Dès lors, la vérité amère se dessine : la croissance nationale n’est pas en soi un problème, mais c’est sa qualité et sa répartition qui le sont. Des taux « acceptables » au niveau national peuvent dissimuler des fragilités structurelles et des inégalités sociales qui menacent la cohésion sociale à long terme. Le Maroc a aujourd’hui besoin de politiques territoriales audacieuses, redirigeant les investissements publics et privés en fonction d’indicateurs d’impact régional, et soutenant la diversification économique dans les régions en retard, allant d’une agriculture intelligente en matière d’eau, aux petites industries, jusqu’aux services à valeur ajoutée, afin de garantir que chaque région ait la capacité de contribuer effectivement à la croissance nationale.

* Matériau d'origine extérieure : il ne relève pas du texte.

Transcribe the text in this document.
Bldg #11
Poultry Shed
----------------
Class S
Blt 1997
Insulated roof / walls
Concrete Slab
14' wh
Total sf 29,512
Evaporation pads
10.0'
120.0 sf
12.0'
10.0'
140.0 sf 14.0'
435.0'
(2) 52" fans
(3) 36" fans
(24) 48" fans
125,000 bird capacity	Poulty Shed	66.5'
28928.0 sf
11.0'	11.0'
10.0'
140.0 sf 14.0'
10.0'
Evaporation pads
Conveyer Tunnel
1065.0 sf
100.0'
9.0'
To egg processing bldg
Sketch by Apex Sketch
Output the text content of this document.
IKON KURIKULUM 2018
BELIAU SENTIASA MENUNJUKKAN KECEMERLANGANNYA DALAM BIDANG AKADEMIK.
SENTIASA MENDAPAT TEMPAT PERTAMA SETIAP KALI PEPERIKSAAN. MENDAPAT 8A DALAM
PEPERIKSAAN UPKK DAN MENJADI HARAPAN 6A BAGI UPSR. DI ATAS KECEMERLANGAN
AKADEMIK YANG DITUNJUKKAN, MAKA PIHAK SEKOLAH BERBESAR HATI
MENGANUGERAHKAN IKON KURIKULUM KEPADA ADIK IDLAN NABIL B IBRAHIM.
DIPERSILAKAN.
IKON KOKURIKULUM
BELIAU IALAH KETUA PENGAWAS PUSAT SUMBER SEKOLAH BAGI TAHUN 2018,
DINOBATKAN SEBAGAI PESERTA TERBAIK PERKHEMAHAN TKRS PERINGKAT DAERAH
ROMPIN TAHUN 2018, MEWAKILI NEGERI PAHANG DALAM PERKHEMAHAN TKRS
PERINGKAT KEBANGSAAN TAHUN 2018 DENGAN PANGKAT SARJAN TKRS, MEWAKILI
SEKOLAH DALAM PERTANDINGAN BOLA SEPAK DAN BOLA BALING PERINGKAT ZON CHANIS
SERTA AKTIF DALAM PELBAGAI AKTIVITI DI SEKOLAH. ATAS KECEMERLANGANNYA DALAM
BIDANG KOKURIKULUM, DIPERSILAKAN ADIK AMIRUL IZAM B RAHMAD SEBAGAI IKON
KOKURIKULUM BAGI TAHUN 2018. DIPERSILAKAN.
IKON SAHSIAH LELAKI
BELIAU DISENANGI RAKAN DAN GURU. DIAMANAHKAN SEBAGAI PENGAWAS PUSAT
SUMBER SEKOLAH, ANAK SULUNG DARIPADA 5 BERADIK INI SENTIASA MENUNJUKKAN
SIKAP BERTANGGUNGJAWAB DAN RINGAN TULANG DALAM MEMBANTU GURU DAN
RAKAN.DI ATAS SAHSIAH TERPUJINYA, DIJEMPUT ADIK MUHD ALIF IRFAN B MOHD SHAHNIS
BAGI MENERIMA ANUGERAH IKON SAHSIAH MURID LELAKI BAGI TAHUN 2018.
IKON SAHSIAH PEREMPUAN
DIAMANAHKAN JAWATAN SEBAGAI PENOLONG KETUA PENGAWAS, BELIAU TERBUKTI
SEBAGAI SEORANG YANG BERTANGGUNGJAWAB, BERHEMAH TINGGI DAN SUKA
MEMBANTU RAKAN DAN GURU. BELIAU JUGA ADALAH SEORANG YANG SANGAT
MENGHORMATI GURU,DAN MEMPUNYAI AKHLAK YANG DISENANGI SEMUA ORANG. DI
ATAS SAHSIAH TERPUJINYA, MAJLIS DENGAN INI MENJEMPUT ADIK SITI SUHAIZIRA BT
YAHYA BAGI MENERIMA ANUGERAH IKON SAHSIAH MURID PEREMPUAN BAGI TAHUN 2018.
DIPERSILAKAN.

Le défi dépasse les frontières de l’économie pour atteindre la structure sociale : la persistance de la concentration de l’activité économique dans deux pôles industriels principaux risque d’approfondir les disparités régionales, créant un sentiment d’exclusion dans des zones entières, ce qui se répercute sur la stabilité sociale et la confiance dans l’État. Le nouveau modèle de développement, qui mise sur la justice territoriale, n’est pas un choix, mais une nécessité, pour s’assurer que le Maroc progresse à deux vitesses parallèles, non contradictoires, et que les disparités se transforment en opportunités d’innovation et de développement intégré.

Enfin, le Maroc se trouve dans un véritable test de la capacité de l’État et de la société civile à transformer les chiffres officiels en une réalité tangible, garantissant une véritable justice territoriale et un équilibre économique global, et inscrivant toutes les régions sur la voie du développement durable. Ce n’est qu’avec cette approche que le Maroc pourra passer d’un pays à “croissance à double vitesse” à un modèle de développement équilibré, où chaque citoyen sent que son effort et sa place dans la nation reflète sa réelle opportunité de progrès et de prospérité.